Translated, it means Vietnamese bread, and the baguette-like sandwich influenced by French colonial cuisine was a staple part of Le’s daily diet when growing up in Ninh Binh, 60 miles from the capital, Hanoi.
He bakes the special bread - made with green flour which contains less gluten - each morning, and fills them to order with a choice of meat or tofu topped with fresh salad and vegetables.
“I grew up with this food, it’s mine and my family’s favourite food,” he says while busy putting together a big order.
“It’s fast food, but I make it all from scratch.

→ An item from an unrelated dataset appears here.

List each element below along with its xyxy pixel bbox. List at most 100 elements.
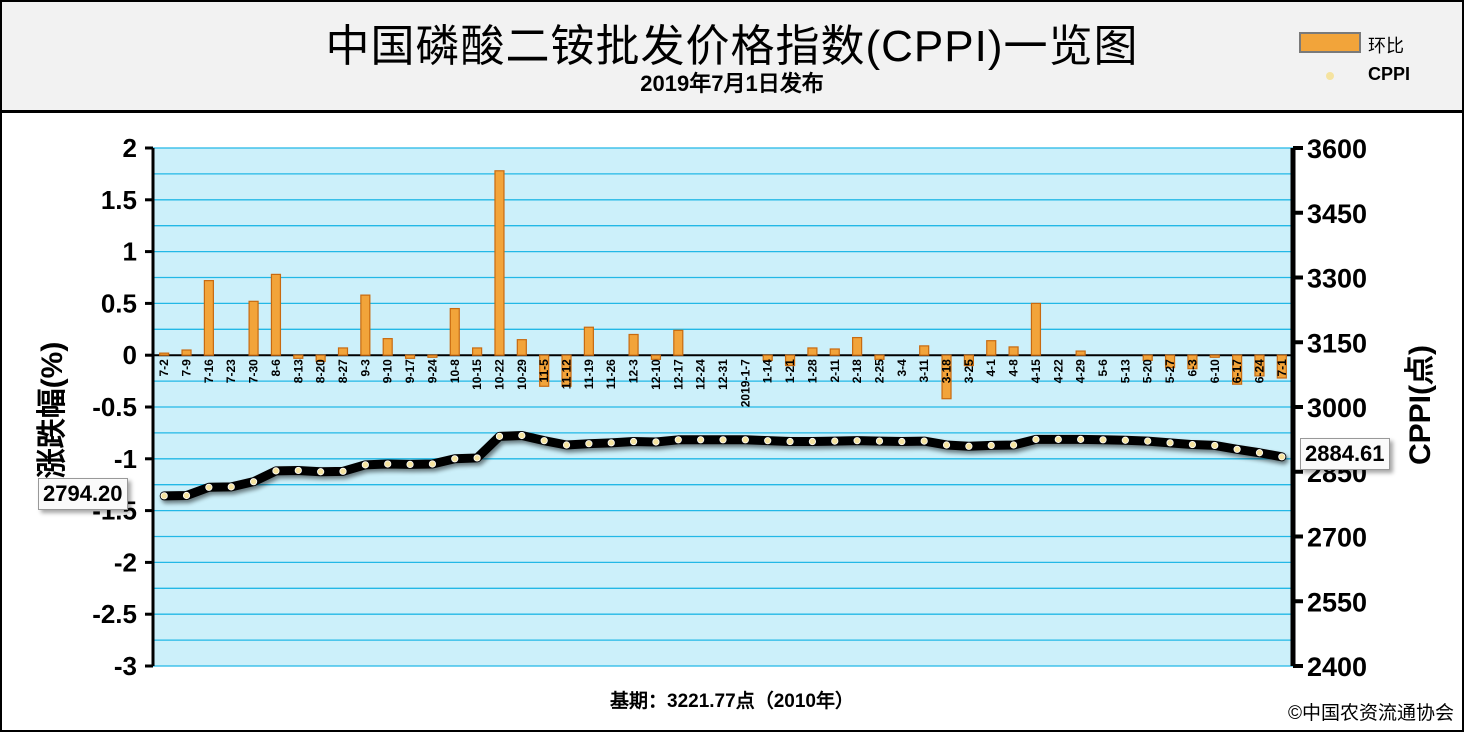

“People who go on holiday to the east taste the food then come back to my shop, they love it and most of them keep coming back.”
But it’s not all sandwiches. There is Vietnamese Pho - a rice noodle and meat in a broth, and variations of grilled meats and rice. There’s a real feel of South East Asia in the shop as well, there’s a handful of tiny chairs and tables, a few conical hats on the walls and even the TV plays a bit of daytime Vietnamese programming.
Opening Times: 11am to 2pm and 6pm to 9pm, Monday to Saturday.
Popular menu choices: The Banh Mi chicken skewers and Thit Nuong (barbecue pork). Topped with mayonnaise, cucumber, coriander, caramelised onion, pate, sweet and sour diakon carrot, sweet and sour pickle. There is also the specially-blended Vietnamese icy coffee to enjoy.